The tense the story was told in was one of the first things that popped out to me. I thought it had been interesting, like you said, to walk through the day with this little girl, taking note of every little thing this girl noticed. I normally struggle with the blurred lines between what is past and what is not, but I think this time I read the blurs more as commentary–possibly. When I read it in such ways, it made me wonder things like, “Well, is that going to happen?” and then never really saw it–I can only assume it did, the way she learned to be ashamed of her mother.
I believed the blurred line of time contributed a sort of out of body experience while reading this story. It made the narrative take place in a subset of time that felt unexplored and ambiguous. I enjoyed this sort of disconnect quite a bit throughout the story and believe it gave the story an unreliable and fantastical representation.

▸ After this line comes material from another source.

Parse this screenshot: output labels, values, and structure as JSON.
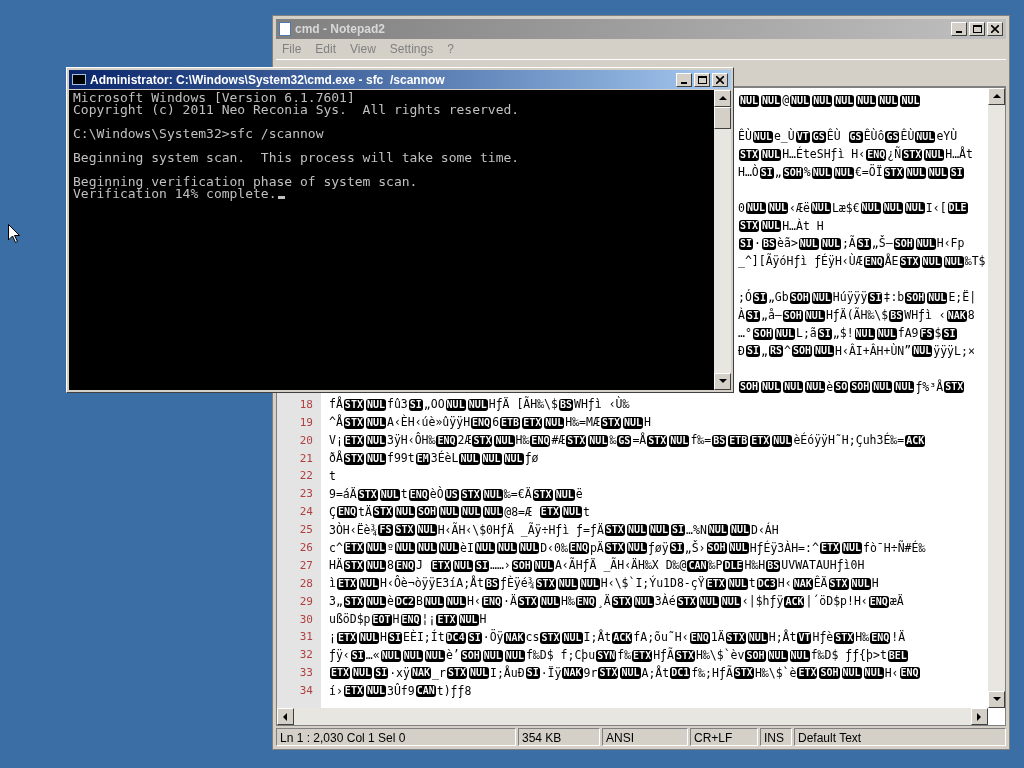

My interpretation as to why the author chose to use past tense was to have the narrator maintain an naive quality in describing the events that happened. The content of the story does cover series themes such as poverty and its effect on education but the child nator is of course unaware of the real reasoning behind her journey. I appeactire the authors’ choice to do this because it highlights how children affected by a lack of education are often aware of the seriousness of their situation. If it had been in present tense it might not have had the personal quality.
When the author says that “long before she was ashamed of her mother,” we can make inferences as to what exactly she is ashamed of about her mother. One of the strongest clues to this is the possibility that her mother cannot read or write. It brings shame on the mom and it probably also has led to assumptions made later in life that the daughter could not read as well.